Ayrıca ilginizi çekebilir:

Neden yara izi yok?

Yaklaşık olarak yüzde 10Çocuklarda BCG aşısı sonrası iz kalmaz. Bunun nedeni, ilacın uygulanmasından sonra bu kişilerin bağışıklık geliştirmemesi ve aşının işe yaramamasıydı. Ayrıca küçük bir grup insan var ( 2% ), tüberküloza karşı doğuştan bağışıklığı olan kişiler.

BCG sonrası iz kalmıyorsa iki seçenek vardır:

  • Mantoux testi yapın; reaksiyon negatifse BCG tekrarlanmalıdır;
  • çocuk büyüyene kadar bekleyin 7 yıl; Mantu'yu her yıl verin ve aşıyı saat 7'de tekrarlayın.

Deri altında yara izinin oluştuğu nadir durumlar vardır. Deneyimli doktorlar aşıdan sonra böyle bir gelişme senaryosunu tahmin edebiliyorlar: Enjeksiyon bölgesindeki cilt renk değiştirir ve kırmızılaşır veya pembe. Deri altında bir yara izi kabul edilebilir; aşı işe yaradı.

Aşı yanlış uygulanmışsa (örneğin deri altına) yara izi kalmaz. Ancak bu, doktorun beceriksizliğini gösteren çok istenmeyen bir durumdur - ilaç kana karışabilir, ancak buna izin verilmemelidir. Bir hata meydana gelirse derhal deneyimli bir fitisiyat uzmanına başvurmalısınız.

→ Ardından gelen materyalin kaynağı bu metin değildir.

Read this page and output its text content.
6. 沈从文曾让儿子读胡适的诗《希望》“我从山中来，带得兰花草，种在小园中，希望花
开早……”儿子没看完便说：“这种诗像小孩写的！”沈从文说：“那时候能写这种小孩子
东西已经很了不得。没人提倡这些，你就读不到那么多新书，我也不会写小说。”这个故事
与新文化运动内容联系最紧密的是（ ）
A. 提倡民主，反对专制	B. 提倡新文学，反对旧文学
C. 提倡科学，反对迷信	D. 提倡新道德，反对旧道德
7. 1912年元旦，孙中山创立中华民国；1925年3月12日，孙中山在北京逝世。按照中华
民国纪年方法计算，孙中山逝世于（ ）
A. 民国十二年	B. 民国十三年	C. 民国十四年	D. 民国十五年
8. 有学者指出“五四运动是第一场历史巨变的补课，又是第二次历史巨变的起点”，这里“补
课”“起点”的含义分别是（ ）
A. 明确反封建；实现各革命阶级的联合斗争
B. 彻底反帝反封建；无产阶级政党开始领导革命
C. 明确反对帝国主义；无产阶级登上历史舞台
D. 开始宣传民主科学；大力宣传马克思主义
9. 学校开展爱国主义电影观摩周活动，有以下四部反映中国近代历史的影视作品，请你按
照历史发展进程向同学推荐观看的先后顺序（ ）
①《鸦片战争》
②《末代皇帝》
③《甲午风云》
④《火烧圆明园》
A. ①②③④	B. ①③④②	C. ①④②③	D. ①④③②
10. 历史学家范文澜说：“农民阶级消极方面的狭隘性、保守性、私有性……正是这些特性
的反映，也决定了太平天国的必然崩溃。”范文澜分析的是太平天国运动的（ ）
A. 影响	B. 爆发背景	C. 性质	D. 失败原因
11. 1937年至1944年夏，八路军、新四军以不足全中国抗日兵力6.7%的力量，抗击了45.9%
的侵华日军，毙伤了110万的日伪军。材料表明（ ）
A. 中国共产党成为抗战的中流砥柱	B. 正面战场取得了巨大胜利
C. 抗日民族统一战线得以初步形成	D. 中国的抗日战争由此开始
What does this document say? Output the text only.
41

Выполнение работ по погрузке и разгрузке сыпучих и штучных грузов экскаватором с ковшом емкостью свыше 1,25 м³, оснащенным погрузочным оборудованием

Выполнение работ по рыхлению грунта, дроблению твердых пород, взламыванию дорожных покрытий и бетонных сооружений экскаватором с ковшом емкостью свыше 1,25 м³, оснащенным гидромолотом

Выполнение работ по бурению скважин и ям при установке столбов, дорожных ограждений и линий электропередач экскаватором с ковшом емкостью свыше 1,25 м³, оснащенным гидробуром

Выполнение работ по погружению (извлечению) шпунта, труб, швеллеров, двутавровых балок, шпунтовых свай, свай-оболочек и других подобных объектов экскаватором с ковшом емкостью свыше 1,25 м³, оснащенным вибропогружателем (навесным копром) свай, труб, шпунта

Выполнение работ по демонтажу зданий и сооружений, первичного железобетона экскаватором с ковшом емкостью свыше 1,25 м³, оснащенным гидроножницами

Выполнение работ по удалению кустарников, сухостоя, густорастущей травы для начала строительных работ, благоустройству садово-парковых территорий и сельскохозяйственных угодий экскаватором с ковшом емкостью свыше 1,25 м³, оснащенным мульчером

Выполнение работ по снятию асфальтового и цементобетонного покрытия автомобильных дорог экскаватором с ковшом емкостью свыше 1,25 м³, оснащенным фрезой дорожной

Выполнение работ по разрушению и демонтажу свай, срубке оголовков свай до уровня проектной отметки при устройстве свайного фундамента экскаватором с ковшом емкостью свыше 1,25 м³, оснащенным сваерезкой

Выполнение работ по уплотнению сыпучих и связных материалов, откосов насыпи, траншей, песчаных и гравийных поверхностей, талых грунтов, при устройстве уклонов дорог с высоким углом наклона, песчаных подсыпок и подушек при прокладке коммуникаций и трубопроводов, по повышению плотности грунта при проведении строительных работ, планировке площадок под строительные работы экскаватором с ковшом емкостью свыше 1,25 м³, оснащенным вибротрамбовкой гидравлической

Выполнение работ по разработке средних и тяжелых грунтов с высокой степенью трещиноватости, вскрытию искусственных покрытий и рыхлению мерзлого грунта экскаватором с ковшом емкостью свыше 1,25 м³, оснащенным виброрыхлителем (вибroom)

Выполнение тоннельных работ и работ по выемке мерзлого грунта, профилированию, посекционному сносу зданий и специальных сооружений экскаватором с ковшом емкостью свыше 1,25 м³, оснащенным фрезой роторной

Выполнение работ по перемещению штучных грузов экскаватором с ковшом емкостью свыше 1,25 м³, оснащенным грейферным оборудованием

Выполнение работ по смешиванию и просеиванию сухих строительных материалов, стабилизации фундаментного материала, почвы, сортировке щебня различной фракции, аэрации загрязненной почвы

Bir yara izi olsaydı ama ortadan kaybolduysa

Çoğu durumda bu olur 7 yıl içinde Olması gerektiği gibi, ancak bazı durumlarda (eğer yara izi küçükse) enjeksiyon bölgesi zaten temiz olabilir 3 yıl sonra.

Vücudun zamanla bu tepkisi normaldir. BCG izinin kaybolması aşının işe yaradığını ve tekrarlanması gerektiğini gösterir.

Aşılamanın tekrarlanması gerektiğinden emin olmak için Mantoux testi yapmak yeterlidir: ilacın uygulanması kızarıklığa neden olmazsa, yani reaksiyon negatifse, yeniden aşılama gereklidir.